DOOM Neuron supports multiple game scenarios with different difficulty levels and training objectives. The scenario is configured via TrainingConfig.doom_config in code (not a CLI argument).
The default scenario is progressive_deathmatch.cfg, which is recommended for most training runs.

Available Scenarios

Progressive Deathmatch (Default)

Config: progressive_deathmatch.cfg
WAD: progressive_deathmatch.wad
PPOConfig.doom_config = "progressive_deathmatch.cfg"
Similar to survival mode but with enhanced gameplay mechanics:
  • Ammo Management: Kills don’t reset ammo count, encouraging proper ammo conservation
  • Movement Tweaks: Modified movement mechanics make training easier
  • Progressive Difficulty: Difficulty scales as agent improves
Best for:
  • Default training runs
  • Learning ammo management strategies
  • Agents that need to balance aggression with resource management
This is the recommended scenario for most users.
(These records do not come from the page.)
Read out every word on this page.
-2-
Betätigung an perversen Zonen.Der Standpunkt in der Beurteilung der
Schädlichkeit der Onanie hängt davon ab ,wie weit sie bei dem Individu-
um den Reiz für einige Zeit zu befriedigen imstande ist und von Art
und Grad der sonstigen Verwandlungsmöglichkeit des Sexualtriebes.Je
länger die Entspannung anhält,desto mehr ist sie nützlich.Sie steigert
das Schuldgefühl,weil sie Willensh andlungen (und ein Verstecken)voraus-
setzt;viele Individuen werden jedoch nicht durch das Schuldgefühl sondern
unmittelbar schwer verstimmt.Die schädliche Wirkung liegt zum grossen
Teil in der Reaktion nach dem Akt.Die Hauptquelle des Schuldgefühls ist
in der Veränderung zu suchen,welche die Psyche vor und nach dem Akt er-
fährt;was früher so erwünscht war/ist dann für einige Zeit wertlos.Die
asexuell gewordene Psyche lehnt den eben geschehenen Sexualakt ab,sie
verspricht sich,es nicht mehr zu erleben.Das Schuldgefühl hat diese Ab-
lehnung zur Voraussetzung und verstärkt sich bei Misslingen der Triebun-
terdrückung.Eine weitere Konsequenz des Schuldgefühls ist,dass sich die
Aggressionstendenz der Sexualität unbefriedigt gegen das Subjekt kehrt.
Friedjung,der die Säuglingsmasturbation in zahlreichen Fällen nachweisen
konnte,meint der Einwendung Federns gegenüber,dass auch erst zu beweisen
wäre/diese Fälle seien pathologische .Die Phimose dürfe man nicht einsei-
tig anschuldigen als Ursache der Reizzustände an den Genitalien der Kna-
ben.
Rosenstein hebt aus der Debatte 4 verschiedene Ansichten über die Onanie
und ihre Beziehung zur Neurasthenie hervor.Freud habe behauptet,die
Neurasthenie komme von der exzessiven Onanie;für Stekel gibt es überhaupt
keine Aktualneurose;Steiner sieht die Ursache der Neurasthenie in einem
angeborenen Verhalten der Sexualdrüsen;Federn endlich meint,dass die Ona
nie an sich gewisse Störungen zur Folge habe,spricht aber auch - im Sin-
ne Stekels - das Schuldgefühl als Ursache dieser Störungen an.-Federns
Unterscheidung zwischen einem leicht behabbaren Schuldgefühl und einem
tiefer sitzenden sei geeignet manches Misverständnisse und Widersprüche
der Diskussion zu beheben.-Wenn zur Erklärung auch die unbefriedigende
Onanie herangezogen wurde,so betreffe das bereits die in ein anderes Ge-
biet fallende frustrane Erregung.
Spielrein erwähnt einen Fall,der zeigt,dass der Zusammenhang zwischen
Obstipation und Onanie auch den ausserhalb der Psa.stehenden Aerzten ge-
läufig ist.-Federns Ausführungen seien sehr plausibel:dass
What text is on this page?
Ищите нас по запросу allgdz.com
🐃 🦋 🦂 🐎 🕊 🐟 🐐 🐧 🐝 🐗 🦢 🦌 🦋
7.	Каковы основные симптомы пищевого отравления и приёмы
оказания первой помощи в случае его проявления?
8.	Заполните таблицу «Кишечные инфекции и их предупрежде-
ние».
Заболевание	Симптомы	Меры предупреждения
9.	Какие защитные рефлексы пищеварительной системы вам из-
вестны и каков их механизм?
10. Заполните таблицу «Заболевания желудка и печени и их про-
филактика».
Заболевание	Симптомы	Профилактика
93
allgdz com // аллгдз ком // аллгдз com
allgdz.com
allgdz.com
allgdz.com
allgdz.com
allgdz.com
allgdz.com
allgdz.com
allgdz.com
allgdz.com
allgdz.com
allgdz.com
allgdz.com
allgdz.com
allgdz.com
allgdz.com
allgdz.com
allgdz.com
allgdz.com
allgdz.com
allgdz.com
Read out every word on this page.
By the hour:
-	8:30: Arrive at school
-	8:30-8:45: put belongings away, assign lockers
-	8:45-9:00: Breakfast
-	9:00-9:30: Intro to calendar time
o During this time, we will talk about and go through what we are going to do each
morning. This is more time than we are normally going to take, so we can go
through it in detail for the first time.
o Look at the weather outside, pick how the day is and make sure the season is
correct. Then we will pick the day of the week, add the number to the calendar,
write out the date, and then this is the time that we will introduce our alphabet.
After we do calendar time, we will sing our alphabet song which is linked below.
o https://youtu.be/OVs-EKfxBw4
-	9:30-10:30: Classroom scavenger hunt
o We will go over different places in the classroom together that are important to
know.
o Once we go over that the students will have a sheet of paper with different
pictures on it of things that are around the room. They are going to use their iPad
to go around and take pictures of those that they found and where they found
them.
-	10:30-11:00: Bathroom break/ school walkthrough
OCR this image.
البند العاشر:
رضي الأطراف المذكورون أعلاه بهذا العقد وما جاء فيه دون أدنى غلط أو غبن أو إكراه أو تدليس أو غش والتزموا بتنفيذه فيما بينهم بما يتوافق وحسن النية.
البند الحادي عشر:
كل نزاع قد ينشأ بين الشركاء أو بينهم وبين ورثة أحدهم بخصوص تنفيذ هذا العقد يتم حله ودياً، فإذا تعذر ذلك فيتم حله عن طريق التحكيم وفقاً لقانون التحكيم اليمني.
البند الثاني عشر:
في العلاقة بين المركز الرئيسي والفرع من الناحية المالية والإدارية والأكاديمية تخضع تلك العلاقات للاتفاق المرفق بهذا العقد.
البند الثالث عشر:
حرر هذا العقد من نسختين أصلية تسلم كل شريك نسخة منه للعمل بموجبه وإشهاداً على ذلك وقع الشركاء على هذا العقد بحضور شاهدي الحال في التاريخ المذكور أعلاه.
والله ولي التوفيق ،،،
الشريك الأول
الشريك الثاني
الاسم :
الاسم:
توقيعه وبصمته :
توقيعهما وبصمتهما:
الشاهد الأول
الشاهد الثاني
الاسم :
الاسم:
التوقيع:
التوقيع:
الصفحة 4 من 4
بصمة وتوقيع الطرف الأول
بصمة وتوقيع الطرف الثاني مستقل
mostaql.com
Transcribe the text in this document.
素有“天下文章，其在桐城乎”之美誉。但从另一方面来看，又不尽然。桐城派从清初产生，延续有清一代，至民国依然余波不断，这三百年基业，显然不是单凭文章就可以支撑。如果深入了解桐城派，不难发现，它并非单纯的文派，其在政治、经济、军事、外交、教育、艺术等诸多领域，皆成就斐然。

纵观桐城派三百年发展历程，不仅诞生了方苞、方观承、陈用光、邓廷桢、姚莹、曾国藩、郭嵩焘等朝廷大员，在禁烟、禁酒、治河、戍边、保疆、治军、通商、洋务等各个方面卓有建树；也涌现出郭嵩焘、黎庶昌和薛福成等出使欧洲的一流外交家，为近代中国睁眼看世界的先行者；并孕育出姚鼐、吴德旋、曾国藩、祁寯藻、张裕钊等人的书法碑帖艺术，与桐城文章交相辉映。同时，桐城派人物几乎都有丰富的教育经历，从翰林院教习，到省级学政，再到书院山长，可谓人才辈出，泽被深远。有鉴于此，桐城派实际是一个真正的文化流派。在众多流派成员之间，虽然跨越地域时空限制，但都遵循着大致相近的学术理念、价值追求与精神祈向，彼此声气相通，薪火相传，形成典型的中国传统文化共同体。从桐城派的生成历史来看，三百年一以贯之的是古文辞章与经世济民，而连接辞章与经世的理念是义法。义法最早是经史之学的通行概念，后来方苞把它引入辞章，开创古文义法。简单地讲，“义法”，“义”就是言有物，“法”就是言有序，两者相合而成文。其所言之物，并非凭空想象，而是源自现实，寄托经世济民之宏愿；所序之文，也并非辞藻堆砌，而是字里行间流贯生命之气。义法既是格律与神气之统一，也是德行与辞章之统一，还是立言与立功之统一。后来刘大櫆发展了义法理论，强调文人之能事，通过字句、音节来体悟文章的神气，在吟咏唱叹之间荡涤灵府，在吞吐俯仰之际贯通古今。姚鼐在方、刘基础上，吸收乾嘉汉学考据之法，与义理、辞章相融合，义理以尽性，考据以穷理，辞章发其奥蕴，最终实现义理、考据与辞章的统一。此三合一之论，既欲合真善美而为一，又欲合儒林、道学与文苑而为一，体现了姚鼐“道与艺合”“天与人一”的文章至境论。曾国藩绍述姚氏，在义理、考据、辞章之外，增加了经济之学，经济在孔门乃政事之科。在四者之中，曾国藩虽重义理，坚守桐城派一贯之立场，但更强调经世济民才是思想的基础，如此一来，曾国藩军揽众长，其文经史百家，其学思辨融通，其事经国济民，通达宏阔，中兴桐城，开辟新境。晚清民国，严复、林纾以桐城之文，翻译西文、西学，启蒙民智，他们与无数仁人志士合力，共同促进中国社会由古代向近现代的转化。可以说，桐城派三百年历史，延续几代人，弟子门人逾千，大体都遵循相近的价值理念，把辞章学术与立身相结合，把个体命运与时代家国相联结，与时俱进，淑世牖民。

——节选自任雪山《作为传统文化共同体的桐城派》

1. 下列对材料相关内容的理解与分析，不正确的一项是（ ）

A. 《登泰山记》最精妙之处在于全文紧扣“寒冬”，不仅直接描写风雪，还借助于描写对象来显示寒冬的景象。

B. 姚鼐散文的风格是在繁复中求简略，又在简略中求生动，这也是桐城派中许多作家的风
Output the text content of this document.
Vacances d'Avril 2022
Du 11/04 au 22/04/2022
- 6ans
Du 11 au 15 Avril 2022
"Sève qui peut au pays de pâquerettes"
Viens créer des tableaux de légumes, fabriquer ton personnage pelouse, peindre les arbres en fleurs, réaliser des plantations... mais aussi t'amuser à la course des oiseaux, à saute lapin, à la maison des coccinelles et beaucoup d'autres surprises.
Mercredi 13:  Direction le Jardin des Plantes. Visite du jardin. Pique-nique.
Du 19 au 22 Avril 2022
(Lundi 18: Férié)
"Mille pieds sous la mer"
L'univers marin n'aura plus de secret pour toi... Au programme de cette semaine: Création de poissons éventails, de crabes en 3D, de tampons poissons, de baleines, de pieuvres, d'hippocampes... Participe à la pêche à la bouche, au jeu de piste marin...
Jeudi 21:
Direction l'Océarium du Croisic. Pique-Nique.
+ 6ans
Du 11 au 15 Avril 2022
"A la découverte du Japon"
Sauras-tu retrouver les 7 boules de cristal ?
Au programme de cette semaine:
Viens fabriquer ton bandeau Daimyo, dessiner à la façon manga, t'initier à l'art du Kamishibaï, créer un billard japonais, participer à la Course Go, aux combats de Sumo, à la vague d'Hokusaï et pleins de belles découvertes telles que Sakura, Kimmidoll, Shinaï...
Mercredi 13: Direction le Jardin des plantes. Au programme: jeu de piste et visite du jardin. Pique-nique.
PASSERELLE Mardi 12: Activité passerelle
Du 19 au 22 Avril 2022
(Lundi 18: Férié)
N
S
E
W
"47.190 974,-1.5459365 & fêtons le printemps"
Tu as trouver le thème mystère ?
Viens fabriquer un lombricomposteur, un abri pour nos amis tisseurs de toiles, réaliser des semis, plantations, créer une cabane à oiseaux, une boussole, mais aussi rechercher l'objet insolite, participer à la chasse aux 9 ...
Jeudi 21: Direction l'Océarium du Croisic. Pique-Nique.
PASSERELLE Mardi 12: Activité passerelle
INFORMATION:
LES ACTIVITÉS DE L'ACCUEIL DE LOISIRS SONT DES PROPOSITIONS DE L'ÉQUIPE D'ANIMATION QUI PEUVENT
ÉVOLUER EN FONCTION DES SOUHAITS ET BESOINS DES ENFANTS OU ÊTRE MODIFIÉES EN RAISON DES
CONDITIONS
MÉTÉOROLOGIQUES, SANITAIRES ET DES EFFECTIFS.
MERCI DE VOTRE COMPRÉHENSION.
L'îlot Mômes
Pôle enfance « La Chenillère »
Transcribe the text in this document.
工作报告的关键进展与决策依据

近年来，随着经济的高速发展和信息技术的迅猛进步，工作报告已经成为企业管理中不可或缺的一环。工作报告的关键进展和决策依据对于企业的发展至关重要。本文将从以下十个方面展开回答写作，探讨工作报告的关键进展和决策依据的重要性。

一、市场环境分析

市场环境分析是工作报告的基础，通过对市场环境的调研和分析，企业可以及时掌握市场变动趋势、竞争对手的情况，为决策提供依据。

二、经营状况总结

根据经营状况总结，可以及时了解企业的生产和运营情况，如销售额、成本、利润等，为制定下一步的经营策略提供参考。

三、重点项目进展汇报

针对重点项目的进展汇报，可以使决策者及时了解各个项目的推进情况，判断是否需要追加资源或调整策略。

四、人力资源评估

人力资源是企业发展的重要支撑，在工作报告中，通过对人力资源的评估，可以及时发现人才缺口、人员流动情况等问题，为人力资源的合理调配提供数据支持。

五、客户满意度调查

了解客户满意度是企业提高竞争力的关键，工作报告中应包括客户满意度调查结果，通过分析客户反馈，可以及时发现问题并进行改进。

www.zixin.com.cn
It provides the best balance of challenge and trainability.

Survival

Config: survival.cfg
WAD: survival.wad
PPOConfig.doom_config = "survival.cfg"
Classic survival scenario:
  • Objective: Survive as long as possible against waves of enemies
  • Ammo Reset: Kills reset ammo count (unlimited ammo when killing)
  • Difficulty: Moderate, good for testing basic combat skills
Best for:
  • Testing combat abilities without resource management
  • Agents focused on survival and kill count
  • Baseline comparisons

Deadly Corridor Curriculum

Configs: deadly_corridor_1.cfg through deadly_corridor_5.cfg
WAD: deadly_corridor.wad
A progressive curriculum with 5 difficulty stages:
1

Stage 1: deadly_corridor_1.cfg

Easiest stage - Introduction to corridor navigation
PPOConfig.doom_config = "deadly_corridor_1.cfg"
  • Minimal enemies
  • Focus on basic movement
  • Learn corridor geometry
2

Stage 2: deadly_corridor_2.cfg

Beginner stage - Adding combat elements
PPOConfig.doom_config = "deadly_corridor_2.cfg"
  • More enemies introduced
  • Basic combat required
  • Movement still forgiving
3

Stage 3: deadly_corridor_3.cfg

Intermediate stage - Balanced challenge
PPOConfig.doom_config = "deadly_corridor_3.cfg"
  • Moderate enemy density
  • Requires movement + combat coordination
  • Armor pickups become important
4

Stage 4: deadly_corridor_4.cfg

Advanced stage - High difficulty
PPOConfig.doom_config = "deadly_corridor_4.cfg"
  • High enemy density
  • Strategic positioning required
  • Resource management critical
5

Stage 5: deadly_corridor_5.cfg

Benchmark stage - Significant difficulty jump
PPOConfig.doom_config = "deadly_corridor_5.cfg"
  • This is the official benchmark
  • Massive difficulty increase from stage 4
  • Requires refined strategies
  • Agents trained on 1-4 may develop suboptimal habits (e.g., running straight for armor)
Deadly Corridor Curriculum Notes:
  • Stages 1-4 ramp difficulty gradually
  • Stage 5 is a significant jump and is the actual benchmark
  • Training through 1-4 may result in movement habits that underperform on stage 5
  • Consider fine-tuning on stage 5 with a lower learning rate to adapt behavior

Curriculum Strategy

For deadly corridor training, use this recommended progression:
Train sequentially through stages 1-4, then fine-tune on stage 5:
# Stage 1 - Initial training
python3 ppo_doom.py  # with doom_config="deadly_corridor_1.cfg"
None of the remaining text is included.